Успели прийти и парочка поздравительных sms-ок в стихах. И раздался звонок.
– Поздравляю, милая… – звонила Татьяна Валерьевна. Наспех пожелала здоровья-счастья-успехов-любви-и-всего-чего-ты-заслуживаешь и перешла к главному. – Приезжай, милая, встречать Новый год. Я совсем одна.
Татьяна Валерьевна заплакала.
– А как же Алик?
Алик – сын Татьяны Валерьевны, довольно уже зрелый мужчина в очках и бородкой, которому на редкость не шло детсковатое «Алик».
– Алик дежурит, – продолжала плакать Татьяна Валерьевна.
Слезы были настоящие, хотя Татьяна Валерьевна, в прошлом актриса, умела искусно вызывать и поддельные, но Олечка уже приноровилась их различать.
За это Татьяна Валерьевна любила её и восхищалась ею ещё больше.
С тех пор как они познакомились на одном капустнике, Оля часто бывало у неё в гостях. В доме Татьяны Валерьевны всегда было много творческих людей. Примечательным контральто обладал и Алик, но пел он редко и только когда выпьет, а пил он тоже редко. Актером был и покойный муж Татьяны Валерьевны. Несколько лет играл в ТЮЗе и внук Валик. Но, конечно, в семье не без урода и, конечно, уродом была невестка.
– Бедный Алик, бедный Алик, – театрально хваталась за голову по поводу и без Татьяна Валерьевна, даже при Валике. – Сломала мальчику жизнь.
Алик не спорил. Спорить с Татьяной Валерьевной дело вообще неблагодарное в первую очередь потому, что (в этом никто не сомневался) она любила сына, с детства надежно опутав его паутиной заботы.
Как прочна эта сеть, Оленька уже успела ощутить на себе. Татьяна Валерьевна пристрастно расспрашивала Оленьку о всех её воздыхателях и каждому выносила вердикт «не достоин». Тех, кого любила Татьяна Валерьевна, был недостоин никто.

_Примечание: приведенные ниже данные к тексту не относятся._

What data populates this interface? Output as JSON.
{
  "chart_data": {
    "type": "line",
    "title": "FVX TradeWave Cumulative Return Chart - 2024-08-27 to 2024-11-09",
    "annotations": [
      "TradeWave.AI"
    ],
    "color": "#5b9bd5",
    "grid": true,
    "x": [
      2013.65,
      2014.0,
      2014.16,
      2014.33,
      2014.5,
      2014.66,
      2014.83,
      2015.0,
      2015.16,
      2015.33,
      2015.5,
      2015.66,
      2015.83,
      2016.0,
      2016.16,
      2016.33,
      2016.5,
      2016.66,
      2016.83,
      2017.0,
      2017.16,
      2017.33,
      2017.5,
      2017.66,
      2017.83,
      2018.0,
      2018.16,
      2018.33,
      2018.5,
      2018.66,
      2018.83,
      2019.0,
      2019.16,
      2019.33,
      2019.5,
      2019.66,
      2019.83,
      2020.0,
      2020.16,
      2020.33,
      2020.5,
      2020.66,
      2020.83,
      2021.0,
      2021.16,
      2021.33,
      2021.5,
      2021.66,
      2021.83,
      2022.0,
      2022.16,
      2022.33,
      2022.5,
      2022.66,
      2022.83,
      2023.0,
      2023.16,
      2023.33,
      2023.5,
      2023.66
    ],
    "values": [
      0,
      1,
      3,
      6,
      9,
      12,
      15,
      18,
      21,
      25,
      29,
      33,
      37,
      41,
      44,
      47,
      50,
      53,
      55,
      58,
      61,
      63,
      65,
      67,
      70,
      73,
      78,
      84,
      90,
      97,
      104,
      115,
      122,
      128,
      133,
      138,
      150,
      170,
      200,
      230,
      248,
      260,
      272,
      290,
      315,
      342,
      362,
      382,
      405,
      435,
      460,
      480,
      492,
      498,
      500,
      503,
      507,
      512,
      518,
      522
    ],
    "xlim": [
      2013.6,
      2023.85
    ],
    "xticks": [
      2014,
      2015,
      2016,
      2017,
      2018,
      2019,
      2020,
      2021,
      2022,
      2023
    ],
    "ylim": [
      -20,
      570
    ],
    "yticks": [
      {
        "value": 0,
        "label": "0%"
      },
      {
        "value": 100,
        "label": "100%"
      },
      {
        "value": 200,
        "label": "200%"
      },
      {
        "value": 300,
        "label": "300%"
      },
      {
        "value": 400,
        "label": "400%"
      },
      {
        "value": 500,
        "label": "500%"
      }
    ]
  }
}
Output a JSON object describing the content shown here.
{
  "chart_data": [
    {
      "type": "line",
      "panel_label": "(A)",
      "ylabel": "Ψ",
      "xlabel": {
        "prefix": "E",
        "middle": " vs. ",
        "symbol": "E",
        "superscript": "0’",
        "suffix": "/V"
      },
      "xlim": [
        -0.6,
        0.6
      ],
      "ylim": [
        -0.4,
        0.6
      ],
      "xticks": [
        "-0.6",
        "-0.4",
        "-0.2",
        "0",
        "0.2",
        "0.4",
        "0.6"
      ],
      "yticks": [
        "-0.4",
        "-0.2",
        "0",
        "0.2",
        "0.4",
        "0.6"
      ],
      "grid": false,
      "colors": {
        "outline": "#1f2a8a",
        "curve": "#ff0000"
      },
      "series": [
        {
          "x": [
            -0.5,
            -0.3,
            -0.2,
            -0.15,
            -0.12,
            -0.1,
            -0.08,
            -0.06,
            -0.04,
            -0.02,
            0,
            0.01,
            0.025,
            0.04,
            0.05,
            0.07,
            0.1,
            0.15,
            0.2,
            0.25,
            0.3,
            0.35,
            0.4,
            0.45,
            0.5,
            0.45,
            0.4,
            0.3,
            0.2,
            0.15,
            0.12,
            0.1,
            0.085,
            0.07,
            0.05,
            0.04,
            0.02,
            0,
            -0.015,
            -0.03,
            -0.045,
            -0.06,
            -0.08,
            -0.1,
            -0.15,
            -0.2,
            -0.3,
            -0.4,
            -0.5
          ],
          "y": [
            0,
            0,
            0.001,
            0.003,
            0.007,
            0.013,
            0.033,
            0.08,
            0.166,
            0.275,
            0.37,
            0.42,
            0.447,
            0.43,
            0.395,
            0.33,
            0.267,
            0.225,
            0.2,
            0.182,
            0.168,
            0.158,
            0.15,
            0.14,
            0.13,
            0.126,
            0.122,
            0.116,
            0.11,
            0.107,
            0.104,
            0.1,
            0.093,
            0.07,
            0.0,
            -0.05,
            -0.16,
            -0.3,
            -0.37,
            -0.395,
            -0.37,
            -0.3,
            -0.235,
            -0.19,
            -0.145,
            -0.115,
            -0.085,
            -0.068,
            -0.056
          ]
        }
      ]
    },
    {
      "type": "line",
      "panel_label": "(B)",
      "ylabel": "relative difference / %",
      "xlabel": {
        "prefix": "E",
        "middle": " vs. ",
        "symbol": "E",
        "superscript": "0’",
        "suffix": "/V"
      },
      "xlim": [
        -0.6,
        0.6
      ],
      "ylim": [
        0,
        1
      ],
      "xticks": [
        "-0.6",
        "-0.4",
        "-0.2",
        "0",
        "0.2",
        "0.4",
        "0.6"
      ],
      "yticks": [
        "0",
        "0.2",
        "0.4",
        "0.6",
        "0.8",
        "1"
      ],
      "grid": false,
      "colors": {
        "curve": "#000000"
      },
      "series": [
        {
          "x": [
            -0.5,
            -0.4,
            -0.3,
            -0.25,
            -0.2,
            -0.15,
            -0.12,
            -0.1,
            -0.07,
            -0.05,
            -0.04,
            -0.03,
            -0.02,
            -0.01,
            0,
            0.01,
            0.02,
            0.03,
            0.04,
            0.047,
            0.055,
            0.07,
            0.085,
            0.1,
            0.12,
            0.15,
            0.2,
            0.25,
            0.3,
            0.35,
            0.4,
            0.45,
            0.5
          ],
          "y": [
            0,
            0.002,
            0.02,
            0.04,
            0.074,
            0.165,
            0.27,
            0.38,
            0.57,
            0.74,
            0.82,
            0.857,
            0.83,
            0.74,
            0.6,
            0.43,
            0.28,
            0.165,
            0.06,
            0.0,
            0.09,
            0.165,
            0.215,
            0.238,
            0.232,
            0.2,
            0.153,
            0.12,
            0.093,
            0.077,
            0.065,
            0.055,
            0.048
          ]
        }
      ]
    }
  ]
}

Алик уже полгода жил с мамой. Вернее, так: то с женой и сыном, то с мамой, но чаще с мамой. Татьяну Валерьевну он даже называл не мама. Ласковей – мамусик. И, конечно, если бы не дежурство в Новогоднюю ночь, одна она бы Новый год не встречала. Но Алик – медбрат в отделении реанимации, а жизнь незнакомых людей все-таки не менее важна, чем настроение мамусика в праздничную ночь.
– В первый раз буду встречать Новый год одна…
Оле было искренне жаль Татьяну Валерьевну, но как пожилая женщина не убеждала, что родители вдвоем и единое целое, и значит, Олечка нужна им не так, как ей, она твердо сказала, что останется дома.